この日、皇居前広場で開催された新憲法施行式典では、君が代ではなく新憲法施行記念国民歌「われらの日本」(作詞:土岐善麿、作曲:信時潔)が歌われた[1]。

 一九四七年五月三日、憲法施行の日はこうした普及活動の延長上に訪れたのである。四十数年も経つと、この日は一般に一枚の写真によって説明されている。それは皇居前広場で天皇・皇后が段上に登り、集まった群衆の歓呼にこたえている写真である。しかしこれは施行の式典が終わった直後の場面である。式典そのものに天皇・皇后の出席はなく、また式典では「君が代」も歌われていない。歌われたのはさきの新憲法施行記念国民歌「われらの日本」であった。

  平和のひかり天に満ち
  正義のちから地にわくや
  われら自由の民として
  新たなる日を望みつつ
  世界の前に今ぞ起つ

 この日は「われらの日本」が国歌の地位を占めた。権利の宣言としての新憲法が文語体で表現できなかったと同様に、国民主権を定めた新憲法の誕生を祝う式典に「君が代」はふさわしくなかった。当日は式典だけでなく、東京・大阪はじめ各地で記念講演会、弁論大会などが催され、京都では午後一時、市内全寺院で一斉に「平和の鐘」をついた。この日は単に憲法のみならず、国会法、内閣法、地方自治法、裁判所法といった国家の基本法もすべて新しく制定され、この日をもって施行されたのであるから、たしかに日本の歴史を画する日であったにちがいない。

YouTubeで、この「われらの日本」を聞くことができる。歌詞はもちろん、曲も、陰々滅々とした「君が代」などよりはるかに良い。


民主主義国にふさわしい国歌にすべきという主張に対しては、いつも「君が代」に代われる歌はないと言われるわけだが、そんなことはない。

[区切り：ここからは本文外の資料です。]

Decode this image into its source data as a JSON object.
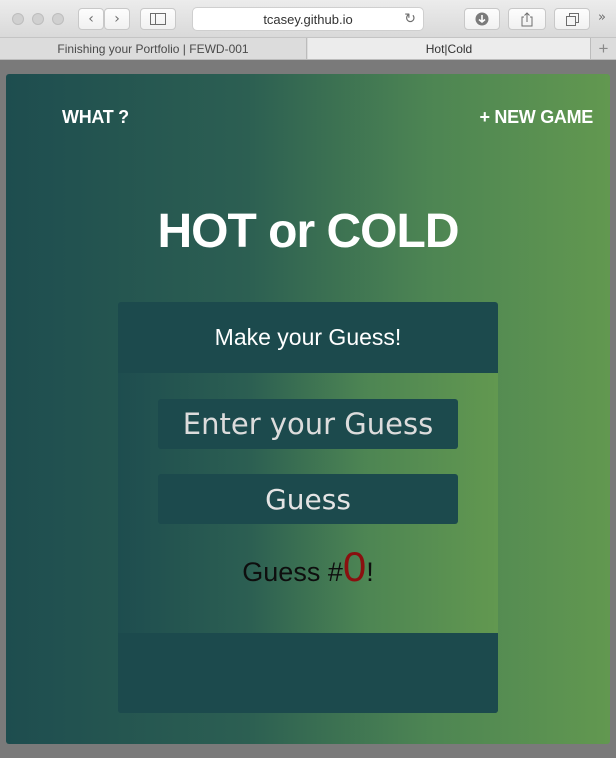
{
  "browser": {
    "address": "tcasey.github.io",
    "tabs": [
      {
        "label": "Finishing your Portfolio | FEWD-001"
      },
      {
        "label": "Hot|Cold"
      }
    ],
    "add_tab": "+"
  },
  "nav": {
    "what_label": "WHAT ?",
    "new_game_label": "+ NEW GAME"
  },
  "title": "HOT or COLD",
  "game": {
    "header": "Make your Guess!",
    "input_placeholder": "Enter your Guess",
    "input_value": "",
    "guess_button": "Guess",
    "count_prefix": "Guess #",
    "count": "0",
    "count_suffix": "!"
  },
  "colors": {
    "gradient_left": "#1e4d4f",
    "gradient_right": "#629850",
    "card": "#1c4a4d",
    "count_number": "#8a0f0f"
  }
}
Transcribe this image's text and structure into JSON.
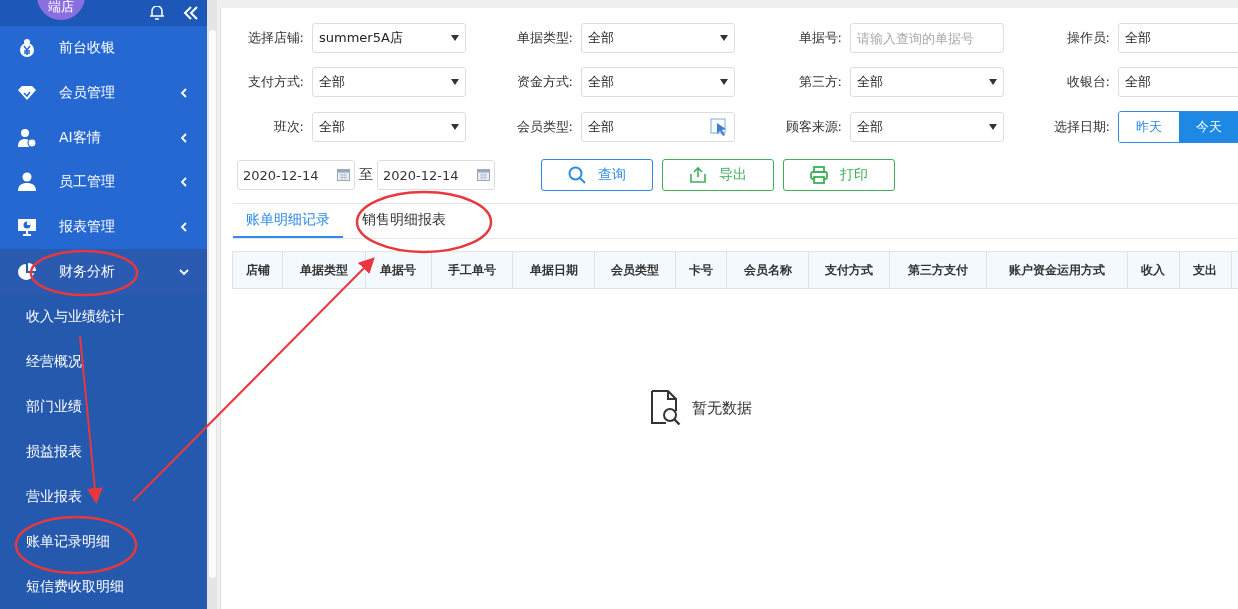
{
  "sidebar": {
    "avatar_text": "端店",
    "menu": [
      {
        "label": "前台收银",
        "kind": "link",
        "expanded": false
      },
      {
        "label": "会员管理",
        "kind": "group",
        "expanded": false
      },
      {
        "label": "AI客情",
        "kind": "group",
        "expanded": false
      },
      {
        "label": "员工管理",
        "kind": "group",
        "expanded": false
      },
      {
        "label": "报表管理",
        "kind": "group",
        "expanded": false
      },
      {
        "label": "财务分析",
        "kind": "group",
        "expanded": true,
        "children": [
          {
            "label": "收入与业绩统计",
            "selected": false
          },
          {
            "label": "经营概况",
            "selected": false
          },
          {
            "label": "部门业绩",
            "selected": false
          },
          {
            "label": "损益报表",
            "selected": false
          },
          {
            "label": "营业报表",
            "selected": false
          },
          {
            "label": "账单记录明细",
            "selected": false
          },
          {
            "label": "短信费收取明细",
            "selected": false
          }
        ]
      }
    ]
  },
  "filters": [
    {
      "label": "选择店铺:",
      "kind": "select",
      "value": "summer5A店"
    },
    {
      "label": "单据类型:",
      "kind": "select",
      "value": "全部"
    },
    {
      "label": "单据号:",
      "kind": "input",
      "placeholder": "请输入查询的单据号"
    },
    {
      "label": "操作员:",
      "kind": "plain",
      "value": "全部"
    },
    {
      "label": "支付方式:",
      "kind": "select",
      "value": "全部"
    },
    {
      "label": "资金方式:",
      "kind": "select",
      "value": "全部"
    },
    {
      "label": "第三方:",
      "kind": "select",
      "value": "全部"
    },
    {
      "label": "收银台:",
      "kind": "plain",
      "value": "全部"
    },
    {
      "label": "班次:",
      "kind": "select",
      "value": "全部"
    },
    {
      "label": "会员类型:",
      "kind": "picker",
      "value": "全部"
    },
    {
      "label": "顾客来源:",
      "kind": "select",
      "value": "全部"
    },
    {
      "label": "选择日期:",
      "kind": "toggle",
      "options": [
        {
          "label": "昨天",
          "selected": false
        },
        {
          "label": "今天",
          "selected": true
        }
      ]
    }
  ],
  "date_range": {
    "from": "2020-12-14",
    "separator": "至",
    "to": "2020-12-14"
  },
  "actions": [
    {
      "label": "查询",
      "kind": "search"
    },
    {
      "label": "导出",
      "kind": "export"
    },
    {
      "label": "打印",
      "kind": "print"
    }
  ],
  "tabs": [
    {
      "label": "账单明细记录",
      "selected": true
    },
    {
      "label": "销售明细报表",
      "selected": false
    }
  ],
  "table": {
    "columns": [
      "店铺",
      "单据类型",
      "单据号",
      "手工单号",
      "单据日期",
      "会员类型",
      "卡号",
      "会员名称",
      "支付方式",
      "第三方支付",
      "账户资金运用方式",
      "收入",
      "支出"
    ],
    "empty_text": "暂无数据"
  }
}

新たに作るまでもなく、この「われらの日本」がある。「君が代」に代わる歌がないというのは、戦前回帰を「党是」としてきた自民党政権がこれを隠し、無視し続けてきたからだ。

日本は「君が代」を廃して「われらの日本」を国歌とすべきだ。ちなみに、自民党政権は国旗国歌法によって「君が代」を国歌として確定したつもりだろうが、成文法で規定されたということは、法の改正さえすれば変えられるということでもある。それは、明文規定のない慣習法を変えるよりむしろ容易なことだ。